The disinformation game

Latin America has not taken Russia Today off the airwaves, why?

As war rages in Ukraine, Russia’s disinformation campaign continues. The influential broadcast platform, Russia Today (“RT”) has been banned on North American and European airwaves amidst allegations of propaganda peddling and impartiality. In Latin America, RT’s Spanish-language platform faces no such barrier – administrations are hesitant to curtail its presence.

Is the platform as regionally influential as detractors claims? An executive of Grupo Imagen Mexico – a media conglomerate – said, “In Mexico, compared to other media agencies, RT has a relatively small and niche impact and its appeal is mainly limited to the country’s leftist circles. There are certainly political overtones to its broadcasting – it has allied itself to AMLO’s Morena party. That said, it has a more moderate tone in comparison to other outlets including La Jornada or El Soberano.”

“In Mexico, compared to other media agencies, RT has a relatively small and niche impact and its appeal is mainly limited to the country’s leftist circles.”

Executive, Grupo Imagen, Mexico

Despite a more limited appeal in Mexico, RT’s network is well developed across the region. The network also has high visibility across Youtube, Facebook and Twitter allowing it to use social media to spread disinformation and pump out Moscow’s ideological lines – #abolishNATO is just one of many hashtags to have trended regionally in recent days.

Mexico is among a region that has resisted efforts led by Washington and Europe to isolate the broadcaster. In Mexico, AMLO is keen to cultivate an image of an administration that preserves and recognises the importance of diverse and independent media – no matter that he himself has had a tempestuous relationship with the media and often rejects criticism of the administration as “fake news”.

The administration also sees the channel, as is the case in countries across the region politically dominated by the left, as liberalising the media environment and taking power away from established conservative media conglomerates – in that sense, RT fits their political agenda nicely. Naturally, regional governments vary in their hostility to Washington – those where such hostility is sharper – see Mexico, Venezuela, Cuba, Nicaragua – have tended to be more sympathetic to Moscow’s geopolitics.

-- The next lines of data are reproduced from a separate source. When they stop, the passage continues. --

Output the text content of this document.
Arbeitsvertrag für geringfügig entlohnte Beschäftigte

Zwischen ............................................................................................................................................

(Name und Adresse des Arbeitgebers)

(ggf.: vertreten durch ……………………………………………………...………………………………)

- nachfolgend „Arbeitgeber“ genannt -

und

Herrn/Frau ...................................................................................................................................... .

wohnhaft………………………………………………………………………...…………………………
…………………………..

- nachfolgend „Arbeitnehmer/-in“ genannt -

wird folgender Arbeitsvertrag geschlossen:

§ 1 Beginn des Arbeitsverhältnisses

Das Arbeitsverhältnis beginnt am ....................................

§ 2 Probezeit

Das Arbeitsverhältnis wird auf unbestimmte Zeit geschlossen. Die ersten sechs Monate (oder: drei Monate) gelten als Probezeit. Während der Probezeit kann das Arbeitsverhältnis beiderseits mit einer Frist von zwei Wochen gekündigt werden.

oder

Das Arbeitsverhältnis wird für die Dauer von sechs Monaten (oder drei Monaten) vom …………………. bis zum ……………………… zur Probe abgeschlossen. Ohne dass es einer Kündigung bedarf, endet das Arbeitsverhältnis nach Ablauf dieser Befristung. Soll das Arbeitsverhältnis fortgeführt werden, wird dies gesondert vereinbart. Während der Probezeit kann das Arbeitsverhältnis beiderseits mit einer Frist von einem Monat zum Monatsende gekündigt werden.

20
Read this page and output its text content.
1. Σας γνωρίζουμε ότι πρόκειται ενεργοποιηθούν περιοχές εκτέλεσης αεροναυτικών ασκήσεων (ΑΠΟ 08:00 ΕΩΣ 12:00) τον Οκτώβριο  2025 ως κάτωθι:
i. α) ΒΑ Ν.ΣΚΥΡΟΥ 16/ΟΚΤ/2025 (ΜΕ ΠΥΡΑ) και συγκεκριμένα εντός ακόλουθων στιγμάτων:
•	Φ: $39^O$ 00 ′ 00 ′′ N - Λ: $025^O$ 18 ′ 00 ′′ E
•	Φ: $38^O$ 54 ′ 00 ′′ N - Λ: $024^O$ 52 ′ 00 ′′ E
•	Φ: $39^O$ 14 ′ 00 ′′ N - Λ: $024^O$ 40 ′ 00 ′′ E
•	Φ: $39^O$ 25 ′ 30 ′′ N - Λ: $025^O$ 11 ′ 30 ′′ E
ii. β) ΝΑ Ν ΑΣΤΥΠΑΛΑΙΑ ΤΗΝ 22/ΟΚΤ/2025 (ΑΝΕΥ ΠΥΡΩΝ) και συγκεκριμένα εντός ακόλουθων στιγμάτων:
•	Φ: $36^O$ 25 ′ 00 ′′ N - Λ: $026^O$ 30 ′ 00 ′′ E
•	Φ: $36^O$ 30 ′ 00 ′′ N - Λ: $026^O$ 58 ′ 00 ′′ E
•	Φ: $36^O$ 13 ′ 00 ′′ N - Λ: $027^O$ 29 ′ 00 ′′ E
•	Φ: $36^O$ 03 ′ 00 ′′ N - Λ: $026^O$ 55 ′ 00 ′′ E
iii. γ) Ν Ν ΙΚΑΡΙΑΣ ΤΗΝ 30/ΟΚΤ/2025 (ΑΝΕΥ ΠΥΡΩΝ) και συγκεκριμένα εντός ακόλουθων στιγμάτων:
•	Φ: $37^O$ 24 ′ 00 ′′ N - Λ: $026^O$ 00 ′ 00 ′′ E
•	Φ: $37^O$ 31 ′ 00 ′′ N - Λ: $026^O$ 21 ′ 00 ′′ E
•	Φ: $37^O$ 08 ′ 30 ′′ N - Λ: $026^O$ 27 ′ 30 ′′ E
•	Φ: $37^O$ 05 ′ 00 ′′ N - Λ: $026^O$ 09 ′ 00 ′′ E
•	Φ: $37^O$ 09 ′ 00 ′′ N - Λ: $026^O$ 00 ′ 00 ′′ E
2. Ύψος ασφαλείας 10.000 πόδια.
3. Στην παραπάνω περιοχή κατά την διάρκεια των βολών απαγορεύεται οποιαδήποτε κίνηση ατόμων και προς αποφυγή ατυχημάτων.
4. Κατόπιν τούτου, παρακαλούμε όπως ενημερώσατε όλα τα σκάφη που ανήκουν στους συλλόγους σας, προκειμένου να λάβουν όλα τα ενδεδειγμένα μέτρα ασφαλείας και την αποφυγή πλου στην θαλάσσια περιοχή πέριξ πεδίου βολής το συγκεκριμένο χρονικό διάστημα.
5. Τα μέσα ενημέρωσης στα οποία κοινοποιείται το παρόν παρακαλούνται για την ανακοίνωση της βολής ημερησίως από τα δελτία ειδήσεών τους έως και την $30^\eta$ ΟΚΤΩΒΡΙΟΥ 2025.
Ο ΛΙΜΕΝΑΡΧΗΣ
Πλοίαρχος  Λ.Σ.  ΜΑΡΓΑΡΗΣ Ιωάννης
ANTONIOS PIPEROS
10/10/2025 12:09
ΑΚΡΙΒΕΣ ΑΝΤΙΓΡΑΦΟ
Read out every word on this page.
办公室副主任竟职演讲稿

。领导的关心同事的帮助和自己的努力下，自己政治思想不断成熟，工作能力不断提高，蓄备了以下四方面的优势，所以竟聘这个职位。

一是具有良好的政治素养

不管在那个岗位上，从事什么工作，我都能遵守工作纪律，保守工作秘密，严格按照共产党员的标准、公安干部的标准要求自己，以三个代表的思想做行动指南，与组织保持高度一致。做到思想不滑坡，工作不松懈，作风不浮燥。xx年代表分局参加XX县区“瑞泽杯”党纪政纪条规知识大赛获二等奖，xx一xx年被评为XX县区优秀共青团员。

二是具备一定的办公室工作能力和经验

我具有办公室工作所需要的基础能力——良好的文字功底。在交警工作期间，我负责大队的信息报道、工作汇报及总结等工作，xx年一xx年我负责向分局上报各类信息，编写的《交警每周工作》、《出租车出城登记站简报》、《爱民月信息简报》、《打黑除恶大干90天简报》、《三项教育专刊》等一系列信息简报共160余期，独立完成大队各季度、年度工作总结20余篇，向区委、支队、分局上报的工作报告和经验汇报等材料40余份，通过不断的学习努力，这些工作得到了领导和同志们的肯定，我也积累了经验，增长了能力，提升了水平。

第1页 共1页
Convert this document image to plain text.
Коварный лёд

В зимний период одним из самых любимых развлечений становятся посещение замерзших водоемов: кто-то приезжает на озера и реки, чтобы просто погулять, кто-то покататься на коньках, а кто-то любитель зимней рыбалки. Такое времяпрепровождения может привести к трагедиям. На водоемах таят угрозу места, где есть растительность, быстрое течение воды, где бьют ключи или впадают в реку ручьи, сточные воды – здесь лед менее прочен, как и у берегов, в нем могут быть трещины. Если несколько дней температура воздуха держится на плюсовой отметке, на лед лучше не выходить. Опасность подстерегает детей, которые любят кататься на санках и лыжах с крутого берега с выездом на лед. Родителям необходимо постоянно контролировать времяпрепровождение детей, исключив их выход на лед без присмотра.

A lawyer and senior public sector consultant said, “Latin America has always had a population base sharply critical of Washington, more influential in some countries, less so in others. Where the channel is popular, administrations have tended to emphasise its role in informing ‘the other side’ of the debate. Especially in terms of conflict coverage, where US channels are perceived as biased, RT and the likes of Al Jazeera are often regarded as purveyors of more objective analysis.”

Another challenge lies in the constitutional impediments to closing media outlets. This is Colombia’s defence despite strong pressure from the US, its key ally. The administration has stated that Russia has not directly threatened Colombia and Moscow’s continued supply of weapons to neighbouring Venezuela is unlikely to be perceived as an imminent threat for the time being thus sees little reason to ban RT.

The lawyer added, “Colombia’s Constitutional Court exercises jurisprudence over the right of free expression, so apart from a suspension of constitutional protections in extreme cases, I do not think the Colombian government can simply close the doors to a media outlet or an agency just like that.”

“I do not think the Colombian government can simply close the doors to a media outlet or an agency just like that.”

Lawyer and senior public sector consultant, Colombia

RT’s bias itself could prove to be its biggest downfall in the region, the lawyer underscored the importance that the region’s increasingly politically and socially conscious citizens attach to impartiality, “Regardless of what happens in Ukraine, the Russian media cannot present information that is radically contrary to reality either, because they risk losing credibility.”